Fox Host Grills Trump Treasury Sec. for Downplaying Recession Odds
Maria Bartiromo was not impressed with Scott Bessent’s evasive answers.

A recession is all perspective, according to Treasury Secretary Scott Bessent.
The economic adviser attempted to convince Fox Business’s Maria Bartiromo Wednesday that business executives she spoke with weren’t actually worried about the future under Donald Trump’s sweeping tariff plan, but rather had been lamenting about the past.
“I spoke with one CEO over the weekend; he said we are already in a recession,” Bartiromo said. “So how do you deal with that as you are trying to implement all these new policies, like deregulation, when you’ve got the market expecting a sharp slowdown in economic activity, Sir?”
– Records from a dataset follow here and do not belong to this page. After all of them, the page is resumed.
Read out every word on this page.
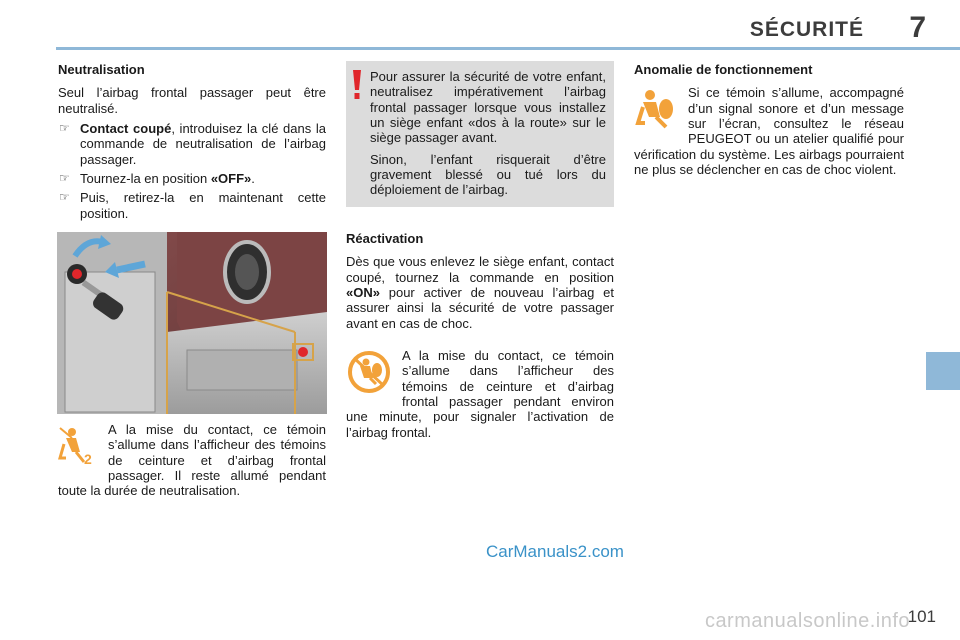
SÉCURITÉ 7
Neutralisation

Seul l’airbag frontal passager peut être neutralisé.

☞ Contact coupé, introduisez la clé dans la commande de neutralisation de l’airbag passager.
☞ Tournez-la en position «OFF».
☞ Puis, retirez-la en maintenant cette position.
2

A la mise du contact, ce témoin s’allume dans l’afficheur des témoins de ceinture et d’airbag frontal passager. Il reste allumé pendant toute la durée de neutralisation.

Pour assurer la sécurité de votre enfant, neutralisez impérativement l’airbag frontal passager lorsque vous installez un siège enfant «dos à la route» sur le siège passager avant.

Sinon, l’enfant risquerait d’être gravement blessé ou tué lors du déploiement de l’airbag.

Réactivation

Dès que vous enlevez le siège enfant, contact coupé, tournez la commande en position «ON» pour activer de nouveau l’airbag et assurer ainsi la sécurité de votre passager avant en cas de choc.

A la mise du contact, ce témoin s’allume dans l’afficheur des témoins de ceinture et d’airbag frontal passager pendant environ une minute, pour signaler l’activation de l’airbag frontal.

Anomalie de fonctionnement

Si ce témoin s’allume, accompagné d’un signal sonore et d’un message sur l’écran, consultez le réseau PEUGEOT ou un atelier qualifié pour vérification du système. Les airbags pourraient ne plus se déclencher en cas de choc violent.

CarManuals2.com
carmanualsonline.info
101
“Well, Maria, I think what the CEO may have alluded to, and I said it in the past, that the manufacturing sector under the previous administration was in a recession,” Bessent said.
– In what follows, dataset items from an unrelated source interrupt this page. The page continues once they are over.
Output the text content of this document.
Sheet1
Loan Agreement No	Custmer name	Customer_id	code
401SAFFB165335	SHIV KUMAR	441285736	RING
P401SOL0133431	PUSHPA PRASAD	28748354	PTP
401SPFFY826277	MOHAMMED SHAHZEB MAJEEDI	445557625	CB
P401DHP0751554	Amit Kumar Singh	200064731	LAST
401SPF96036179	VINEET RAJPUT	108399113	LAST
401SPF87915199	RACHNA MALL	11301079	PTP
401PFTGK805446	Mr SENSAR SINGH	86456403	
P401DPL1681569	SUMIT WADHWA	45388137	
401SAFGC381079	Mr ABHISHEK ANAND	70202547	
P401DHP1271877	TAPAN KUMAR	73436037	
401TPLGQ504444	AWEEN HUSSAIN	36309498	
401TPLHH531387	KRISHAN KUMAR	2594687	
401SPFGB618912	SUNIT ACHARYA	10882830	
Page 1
“So what we’re doing is what I call ‘reprivatizing’ the economy,” he continued. “We are also getting the deficit under control, rightsizing the federal workforce, and then on the other side we are going to re-lever the private sector through smart, safe, and sound bank deregulation. And then, as this CEO said, they can come out of recession because the—I expect that long-term interest rates should come down as we get the budget under control, inflation under control, energy prices come down, and then the private sector will have room to grow.”
But Republicans are not getting the deficit under control. Instead, their efforts to extend Donald Trump’s 2017 tax plan are expected to tack on an extra $5.5 trillion in debt, plus $1.3 trillion in interest.
And finance experts don’t predict good things should the White House push to further deregulate banks. Trump’s previous efforts to strip safeguards from regional banks during his first term created an environment that collapsed several regional banks in 2023, further consolidating assets under national umbrellas.
“The repercussions here will be wide-reaching, as the global financial system is tightly interconnected,” argued Florence School of Banking and Finance director Thorsten Beck in an op-ed for Politico Tuesday. “When Washington weakens its financial guardrails, others feel pressured to follow suit to stay ‘competitive.’ This sets off a ‘race to the bottom,’ which then risks unleashing the kind of instability last seen in 2008.”
But considering the fragile state of the current market—which is gripped by high volatility, struggling supply chains, conflicts in Eastern Europe and the Middle East, record levels of debt, and seemingly endless reciprocal tariffs that have pushed the U.S. economy to the brink of a recession—“this time, the fallout could be far worse,” according to Beck.